Emergency room waits, costs, surge
The Slave Lake Hospital is having trouble keeping up with large numbers of non-emergency patients streaming into the emergency room. In the month of December alone, the emergency department handled more than 1,000 cases, a significant portion of which were of low priority. The heavy volume is limiting the staff’s ability to respond to minor injuries and illnesses.
“Since our numbers have steadily increased over the last year, the public must be (made) aware that there may be times when they will be required to wait for hours in our waiting room to see a doctor if there is no life-threatening medical situation present,” says Randy Arsenault, facilities supervisor (chief administrator) of Slave Lake hospital.
Arsenault is mainly referring to late-night hospital visits where the on-call doctor must be summoned, often from home. A doctor’s time is money, and the staff will often wait until there are a few routine cases, or a more critical case, comes in before they call the doctor. Calling a doctor to deal with a case of the sniffles is not an effective use of time or money.

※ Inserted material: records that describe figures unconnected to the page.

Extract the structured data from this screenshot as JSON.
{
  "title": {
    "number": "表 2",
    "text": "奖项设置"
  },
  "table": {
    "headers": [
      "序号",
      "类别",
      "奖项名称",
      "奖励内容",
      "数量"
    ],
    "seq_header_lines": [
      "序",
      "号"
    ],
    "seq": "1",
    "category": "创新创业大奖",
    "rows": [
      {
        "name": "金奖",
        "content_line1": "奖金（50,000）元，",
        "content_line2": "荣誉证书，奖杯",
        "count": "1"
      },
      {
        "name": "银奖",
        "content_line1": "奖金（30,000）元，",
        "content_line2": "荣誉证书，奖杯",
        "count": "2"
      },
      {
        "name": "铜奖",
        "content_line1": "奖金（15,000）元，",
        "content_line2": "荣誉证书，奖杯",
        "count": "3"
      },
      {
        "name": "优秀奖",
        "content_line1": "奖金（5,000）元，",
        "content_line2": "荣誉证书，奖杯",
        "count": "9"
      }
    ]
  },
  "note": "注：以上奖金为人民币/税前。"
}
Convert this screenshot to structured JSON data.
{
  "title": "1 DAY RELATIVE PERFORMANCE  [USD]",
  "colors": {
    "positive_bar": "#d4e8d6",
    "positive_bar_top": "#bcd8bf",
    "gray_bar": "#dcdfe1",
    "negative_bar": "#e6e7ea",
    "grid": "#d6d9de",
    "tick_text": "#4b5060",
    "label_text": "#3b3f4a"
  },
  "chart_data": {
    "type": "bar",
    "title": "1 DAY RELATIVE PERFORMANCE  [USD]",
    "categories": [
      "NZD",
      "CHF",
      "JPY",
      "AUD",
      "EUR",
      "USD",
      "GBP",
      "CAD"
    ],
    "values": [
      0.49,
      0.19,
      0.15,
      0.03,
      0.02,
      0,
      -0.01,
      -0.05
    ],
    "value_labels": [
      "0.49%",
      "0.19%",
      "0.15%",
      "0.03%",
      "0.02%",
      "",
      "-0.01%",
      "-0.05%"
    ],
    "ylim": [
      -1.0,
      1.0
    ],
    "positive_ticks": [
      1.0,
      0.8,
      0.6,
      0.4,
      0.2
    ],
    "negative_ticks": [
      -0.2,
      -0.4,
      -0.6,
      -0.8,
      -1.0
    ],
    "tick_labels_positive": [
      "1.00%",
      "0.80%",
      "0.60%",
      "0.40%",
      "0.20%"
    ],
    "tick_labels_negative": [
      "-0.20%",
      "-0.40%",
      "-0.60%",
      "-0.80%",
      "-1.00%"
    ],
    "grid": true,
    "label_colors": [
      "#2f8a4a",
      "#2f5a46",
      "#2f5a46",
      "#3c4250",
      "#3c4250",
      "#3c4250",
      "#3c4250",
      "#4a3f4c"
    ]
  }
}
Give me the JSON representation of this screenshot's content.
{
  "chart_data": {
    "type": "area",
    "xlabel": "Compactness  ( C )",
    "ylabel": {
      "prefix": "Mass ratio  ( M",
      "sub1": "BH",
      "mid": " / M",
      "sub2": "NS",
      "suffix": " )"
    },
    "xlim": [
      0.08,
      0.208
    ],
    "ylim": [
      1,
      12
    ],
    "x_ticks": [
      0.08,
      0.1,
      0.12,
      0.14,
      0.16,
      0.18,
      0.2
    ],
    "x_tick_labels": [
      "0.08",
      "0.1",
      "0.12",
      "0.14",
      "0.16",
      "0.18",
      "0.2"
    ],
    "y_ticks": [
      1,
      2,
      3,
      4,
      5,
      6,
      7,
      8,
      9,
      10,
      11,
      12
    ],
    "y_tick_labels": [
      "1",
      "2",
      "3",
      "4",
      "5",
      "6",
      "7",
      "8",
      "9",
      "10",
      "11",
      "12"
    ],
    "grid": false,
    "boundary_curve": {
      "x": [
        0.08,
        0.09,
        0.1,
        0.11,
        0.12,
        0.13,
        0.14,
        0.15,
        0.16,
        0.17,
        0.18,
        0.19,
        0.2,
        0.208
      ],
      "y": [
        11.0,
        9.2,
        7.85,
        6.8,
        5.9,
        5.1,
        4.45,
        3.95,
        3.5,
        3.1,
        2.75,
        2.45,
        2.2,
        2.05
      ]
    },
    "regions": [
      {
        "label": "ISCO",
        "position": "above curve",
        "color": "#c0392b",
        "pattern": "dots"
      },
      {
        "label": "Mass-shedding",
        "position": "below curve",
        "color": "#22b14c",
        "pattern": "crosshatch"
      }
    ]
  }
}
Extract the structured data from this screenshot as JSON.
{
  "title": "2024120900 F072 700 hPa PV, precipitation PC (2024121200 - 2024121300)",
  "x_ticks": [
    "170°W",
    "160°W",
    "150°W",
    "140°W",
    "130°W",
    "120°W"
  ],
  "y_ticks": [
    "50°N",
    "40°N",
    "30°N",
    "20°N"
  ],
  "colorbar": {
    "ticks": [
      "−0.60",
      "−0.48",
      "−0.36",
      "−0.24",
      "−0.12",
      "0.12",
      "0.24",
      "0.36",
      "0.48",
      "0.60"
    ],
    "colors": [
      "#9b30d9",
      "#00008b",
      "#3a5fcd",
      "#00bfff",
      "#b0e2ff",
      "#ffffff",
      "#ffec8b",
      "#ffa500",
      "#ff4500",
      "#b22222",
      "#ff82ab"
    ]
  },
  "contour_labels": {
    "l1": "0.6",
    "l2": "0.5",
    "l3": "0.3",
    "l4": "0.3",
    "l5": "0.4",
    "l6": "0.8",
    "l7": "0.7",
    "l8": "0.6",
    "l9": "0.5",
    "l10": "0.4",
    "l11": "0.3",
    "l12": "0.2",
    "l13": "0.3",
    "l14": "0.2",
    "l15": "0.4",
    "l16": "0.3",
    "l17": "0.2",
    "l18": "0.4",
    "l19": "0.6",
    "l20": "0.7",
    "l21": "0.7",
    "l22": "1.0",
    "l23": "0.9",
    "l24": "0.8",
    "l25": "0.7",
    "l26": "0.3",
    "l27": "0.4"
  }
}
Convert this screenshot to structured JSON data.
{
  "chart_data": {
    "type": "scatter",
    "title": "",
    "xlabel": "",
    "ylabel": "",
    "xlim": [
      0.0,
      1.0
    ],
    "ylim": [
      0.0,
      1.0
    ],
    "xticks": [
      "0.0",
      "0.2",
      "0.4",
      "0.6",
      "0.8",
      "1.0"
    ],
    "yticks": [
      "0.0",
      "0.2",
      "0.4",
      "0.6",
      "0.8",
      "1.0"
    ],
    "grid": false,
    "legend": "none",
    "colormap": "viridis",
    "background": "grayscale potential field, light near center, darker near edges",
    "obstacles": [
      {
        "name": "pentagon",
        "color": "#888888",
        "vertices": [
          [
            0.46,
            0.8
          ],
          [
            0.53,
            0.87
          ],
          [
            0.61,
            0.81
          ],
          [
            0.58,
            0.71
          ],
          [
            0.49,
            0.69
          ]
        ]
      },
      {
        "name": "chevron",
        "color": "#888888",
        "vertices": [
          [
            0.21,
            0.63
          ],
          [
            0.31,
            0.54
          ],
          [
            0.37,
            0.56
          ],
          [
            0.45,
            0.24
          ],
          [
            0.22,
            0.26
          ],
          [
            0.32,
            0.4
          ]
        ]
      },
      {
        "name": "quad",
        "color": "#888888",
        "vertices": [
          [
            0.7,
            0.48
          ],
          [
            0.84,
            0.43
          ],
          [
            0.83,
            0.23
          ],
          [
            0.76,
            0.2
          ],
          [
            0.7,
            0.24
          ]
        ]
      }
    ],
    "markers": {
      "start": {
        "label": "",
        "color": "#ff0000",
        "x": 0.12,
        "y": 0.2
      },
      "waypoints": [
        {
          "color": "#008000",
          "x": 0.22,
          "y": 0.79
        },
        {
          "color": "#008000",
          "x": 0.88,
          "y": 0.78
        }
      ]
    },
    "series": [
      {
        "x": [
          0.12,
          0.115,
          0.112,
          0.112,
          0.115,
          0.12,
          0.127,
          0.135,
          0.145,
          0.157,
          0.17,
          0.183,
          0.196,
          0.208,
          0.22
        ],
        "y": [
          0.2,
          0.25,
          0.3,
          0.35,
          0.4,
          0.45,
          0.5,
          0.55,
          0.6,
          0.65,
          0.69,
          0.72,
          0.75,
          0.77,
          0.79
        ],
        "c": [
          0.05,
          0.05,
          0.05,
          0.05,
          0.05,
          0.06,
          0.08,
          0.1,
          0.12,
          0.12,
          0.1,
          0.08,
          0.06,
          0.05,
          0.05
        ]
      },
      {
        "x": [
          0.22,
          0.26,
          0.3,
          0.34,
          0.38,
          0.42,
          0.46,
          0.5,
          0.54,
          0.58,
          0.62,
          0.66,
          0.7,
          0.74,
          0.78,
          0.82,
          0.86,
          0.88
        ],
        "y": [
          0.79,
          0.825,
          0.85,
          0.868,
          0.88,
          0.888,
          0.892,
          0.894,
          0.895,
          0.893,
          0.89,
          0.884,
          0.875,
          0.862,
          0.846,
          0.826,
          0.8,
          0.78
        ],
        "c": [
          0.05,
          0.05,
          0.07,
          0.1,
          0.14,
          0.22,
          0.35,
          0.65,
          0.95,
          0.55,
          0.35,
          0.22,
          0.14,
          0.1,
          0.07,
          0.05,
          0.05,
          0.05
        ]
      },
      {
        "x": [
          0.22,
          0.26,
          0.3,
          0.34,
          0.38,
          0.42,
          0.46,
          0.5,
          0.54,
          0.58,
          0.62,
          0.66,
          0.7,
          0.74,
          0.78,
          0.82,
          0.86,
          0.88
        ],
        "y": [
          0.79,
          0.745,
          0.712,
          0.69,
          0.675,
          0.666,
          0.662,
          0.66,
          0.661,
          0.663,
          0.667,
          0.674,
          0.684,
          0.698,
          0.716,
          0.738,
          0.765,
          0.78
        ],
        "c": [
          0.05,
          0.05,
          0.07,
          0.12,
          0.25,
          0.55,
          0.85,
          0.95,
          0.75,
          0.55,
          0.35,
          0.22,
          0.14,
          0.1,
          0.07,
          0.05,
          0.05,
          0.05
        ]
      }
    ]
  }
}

“Patients with routine illnesses or older injuries are encouraged to visit medical clinics in their area unless there has been a sudden change in that condition that could be considered life-threatening. People experiencing cold symptoms, chronic pain, that sort of thing should really visit a clinic,” Arsenault adds.
By chronic pain, he means that if you have been dealing with a long-term pain that finally causes you to want to see a doctor, the emergency room should not be your first stop.
Arsenault is also concerned about the amount of health dollars that are spent by attending to low priority problems. The actual cost of visiting a medical clinic is $28.90 while the cost of seeing a doctor in the emergency room balloons to over $270. Hundreds of thousands of dollars were spent in December because people will not, or cannot make the time to visit a medical clinic during the day.
Aspen Regional Health would also like to remind people that the emergency entrance is for emergencies. The main doors should be used when coming and going. Observing this rule may actually reduce the number of people that end up in the emergency waiting room.
“Our emergency department is extremely busy and reducing our traffic flow is imperative to improving patient care,” says Arsenault. “As in all facilities, sick people are in the emergency department and the risk of contracting infectious diseases increases with contact.”
Effective Feb. 1, 2006, all clinic patients with laboratory and x-ray orders will be required to register their visit at the admitting desk between the hours of 7:00 a.m. – 4:15 p.m. before proceeding. After hours registration will still be preformed by the clerk in the emergency department. This step is necessary due to short staffing issues. Employees are already stretched thin in many areas and the hospital wants to avoid burnout.